Transition shakes up most of us. Change messes with the order of things we’ve gotten used to, feel comfortable with, and prefer to see remain the same. Change is often not pleasant or agreeable.

There is, however, hidden treasure in change. I’ve discovered that if I hang in there and observe myself and the situation, I may learn something. For instance, I may realize the new circumstances give me opportunities to offer a new way of thinking about things that is refreshing or interesting.

One of my favorite stories about a shift in perception is “No Water, No Moon.”  In the story Chiyono is awakened to understand the nature of reality. Her awakening happens because of change. And her story is a lovely one to chew on in thinking about change. This story is in “Zen Flesh Zen Bones” compiled by Paul Reps and Nyogen Senzaki.  Zenshin Florence Caplow and Reigetsu Susan Moon also reflect on this story in “The Hidden Lamp: Twenty-Five Centuries of Awakened Women.”

In “No Water, No Moon,” Chiyono is a nun in a Zen convent who is devout but frustrated by her inability to awaken despite all her efforts in meditation. One full moon night she is carrying water in an old pail held together by bamboo when the bamboo breaks and the bottom falls out of the pail.  Up until that moment the moon’s reflection was in the pail. But once the water drops out of the pail, there is no moon in the pail. At that moment Chiyono is awakened. She realizes something profoundly important about life and writes:

“With this and that I tried to keep the bucket together, and then the bottom fell out. Where water does not collect, the moon does not dwell.”

Wonderful! Chiyono practiced wholeheartedly and suddenly one night the container holding all her thoughts and images about reality fell away. She stopped holding it all together and experienced reality directly instead of through the screen of what she thought about reality. She directly understood something true about life.

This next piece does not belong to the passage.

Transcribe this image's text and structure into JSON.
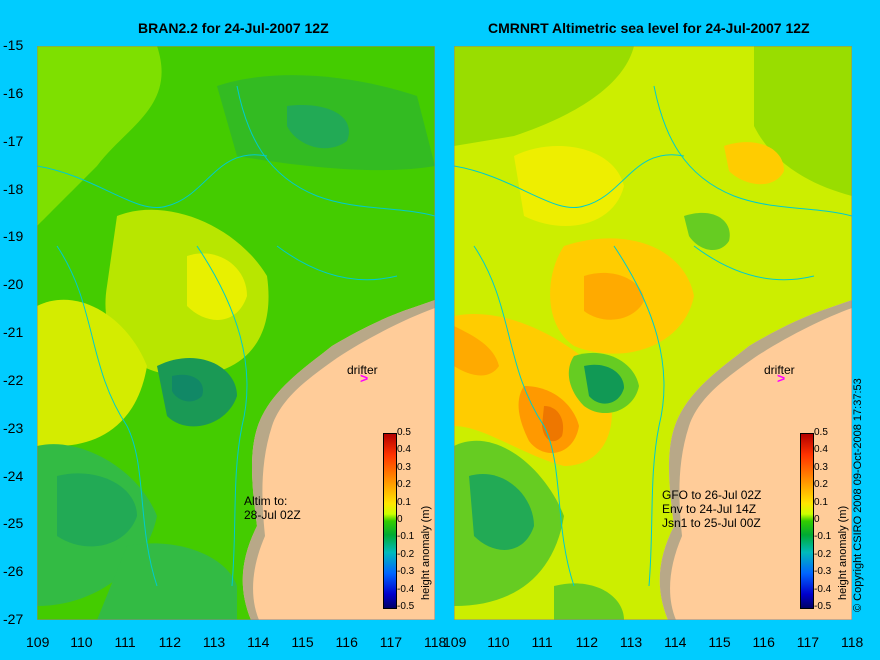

What a great description of how change can be positive because I see things in a whole new light and realize something very different about myself, life, or the situation. In resisting change, I’m struggling to keep the bucket together and see the moon in its water rather than realizing the moon is up in the sky. Life is a sequence of change and a string of broken buckets. Welcome them. Let them break! What an amazing surprise it is to stop focusing on the reflection and turn to see a truth. This is the challenge of change: to see other ways of perceiving a situation. When we do, we discover hidden treasure – the beauty of a new moment with all its possibilities and gifts.